Росоловский был замешан в этом деле и был высечен розгами и отдан в солдаты в тот же батальон, где был Мигурский.

Росоловский не любил рассказывать про это дело, но Альбина умоляла его рассказать всё, что он знал, как о всех побегах, о которых он знал, а также и о наказаниях тех, которых ловили.

— Мне нужно, нужно знать это. Простите, несчастный друг мой, — говорила она, умоляюще глядя на него своими прекрасными глазами, — но мне нужно знать. Расскажите мне всё.

И Росоловский не мог устоять и, бледный, с трясущимся подбородком, стал рассказывать.

Казнь эта, по рассказу Росоловского, который в числе всех замешанных в этом деле, должен был присутствовать при ней, казнь эта была ужасна.

Шесть человек было приговорено — страшно сказать — к 7000 ударов палок, таких палок, которые по положению (о палках было тоже высочайшее распоряжение) должны были быть не толще и не тоньше того, чтобы три могли входить в дуло ружья. Два батальона солдат, около 1000 человек добрых русских мужиков, ничего не имеющих против поляков и их свободы, должны были вытянувшись длинной улицей стоять с палками и бить по оголенной спине тех несчастных людей — да каких людей — самых лучших людей польского общества — которых два унтер-офицера тащили по этой палочной улице привязанными руками к прикладам ружья. Это было в марте и было холодно, выпал снег на площади, и их всех водили и истязали одного за другим, и мы должны были смотреть. Сначала повели Шакальского, этого чистого святого человека, друга всех бедных, истинного христианина. Он был первый. За ним шел доктор и всё время говорил солдатам: пожалейте, не бейте. Он больной, слабый. Я видел, слезы так и текли у него по щекам. Солдаты тоже жалели — людей нельзя не жалеть, но сзади солдат офицеры кричали и били тех, кто слабо бил.

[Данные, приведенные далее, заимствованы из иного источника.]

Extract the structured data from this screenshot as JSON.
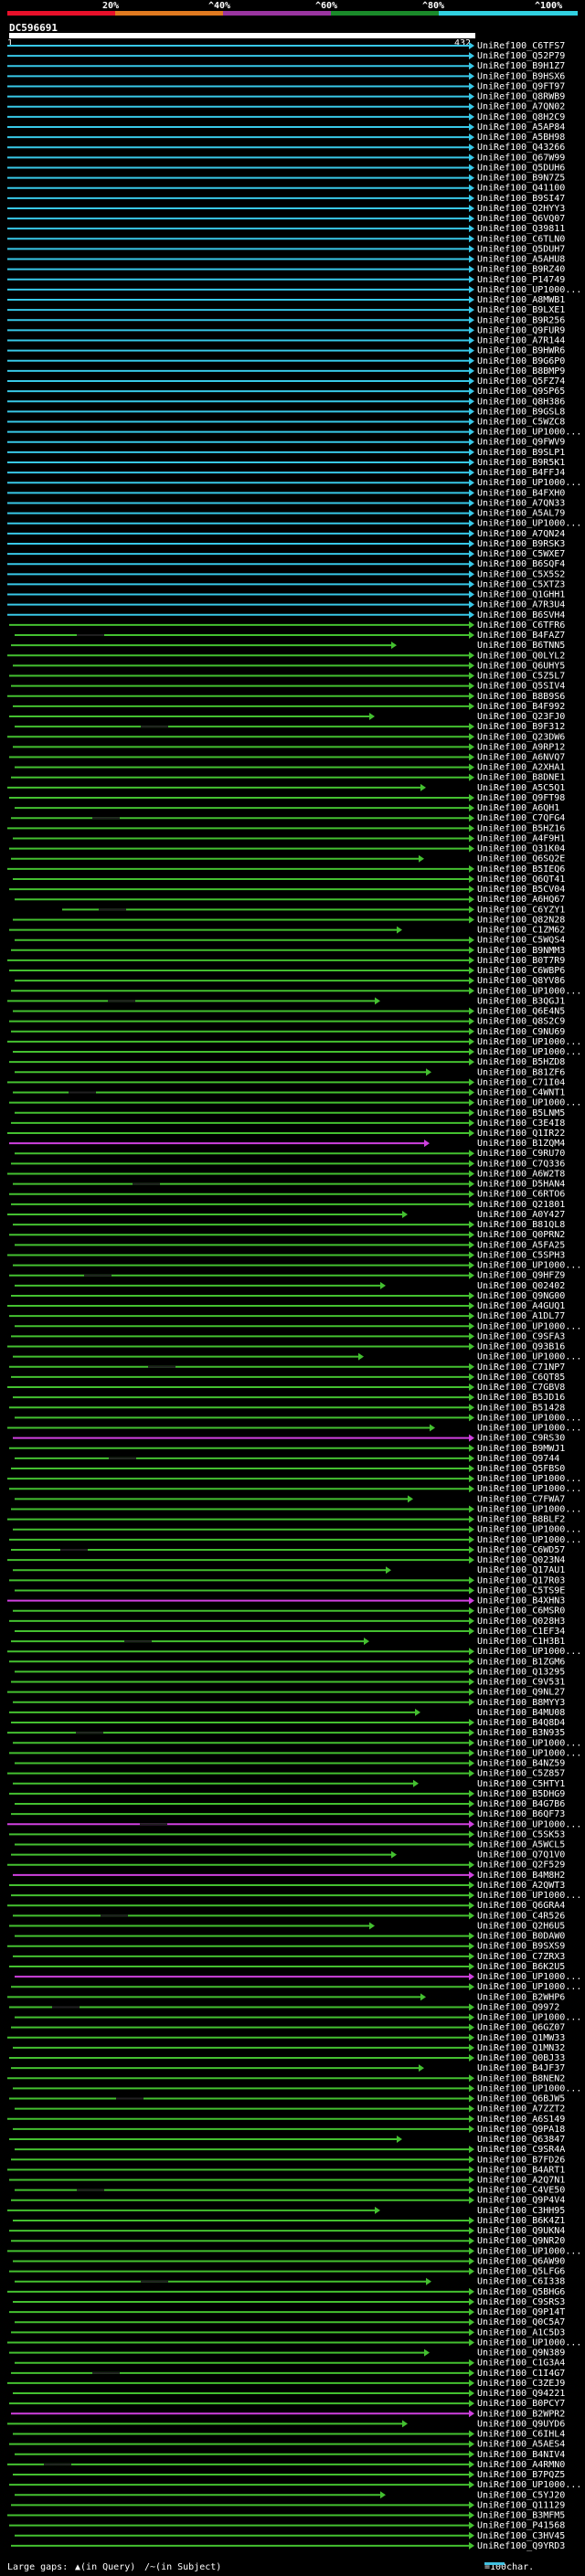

Я не мог смотреть, слышал только удары и стоны. Долго это продолжалось — я думаю, час.[169] Всё[170] вжик, вжик и ох, ох, и доктор: тише, не бейте.

Я слышал эти звуки, когда приближались ко мне, равнялись и потом отдалялись. Потом вдруг всё затихло, и я увидал, что он лежит, голая спина в крови и доктор над ним. Он упал, не мог дойти всего — 7000, упал после 5000. Потом повели других. И все падали и всех уносили, и все умирали или тут, или немного после. И всё это продолжалось от раннего утра и до часу, до двух.

Последнего повели[171] ксендза Сероцинского. Доктор предложил ему крепительных капель. Он отказался и только крестил свою худую и впалую старческую грудь.

И опять и опять начался тот же ужас. Опять удары, вжиканье палок и стоны и кроме стонов молитва. Я слышал, как он слабым прерывающимся стоном голосом[172] говорил: miserere mei, Deus, secundam magnam misericordiam tuam».[173] И этот упал скоро и... умер. Забили.

— И это за то, что любил свой народ и хотел служить ему, — вскрикнула Альбина и разрыдалась.

Росоловский тоже всхлипывал.

— Ну, а от чего же не удалось бегство?

— Не удалось.

— Но удавалось же бежать.

— Да, Приорский... Да ушел, но что он перенес.

— Но все-таки ушел. Можно же.

— Да, но за неудачу палки, смерть.

Она задумалась, и прекрасные глаза ее обратились внутрь.

Весь вечер она молчала.

№ 10 (рук. № 8, к гл. VII).

Казнь эта, по рассказу Росоловского, который, в числе всех замешанных в этом деле, должен был присутствовать при ней, — казнь эта, прежде всего, была совершена над шестью человеками, которые были приговорены к 7000 ударов палок, таких палок, которые по положению (о палках тоже были высочайше утвержденные положения) должны были быть не толще и не тоньше того, чтобы три могли входить в дуло ружья. Два батальона солдат, около 1000 человек, должны были, вытянувшись длинной улицей, стоять с палками и бить по оголенной спине тех людей, которые были виноваты в том, что хотели избавить свою родину от[174] страданий и позора.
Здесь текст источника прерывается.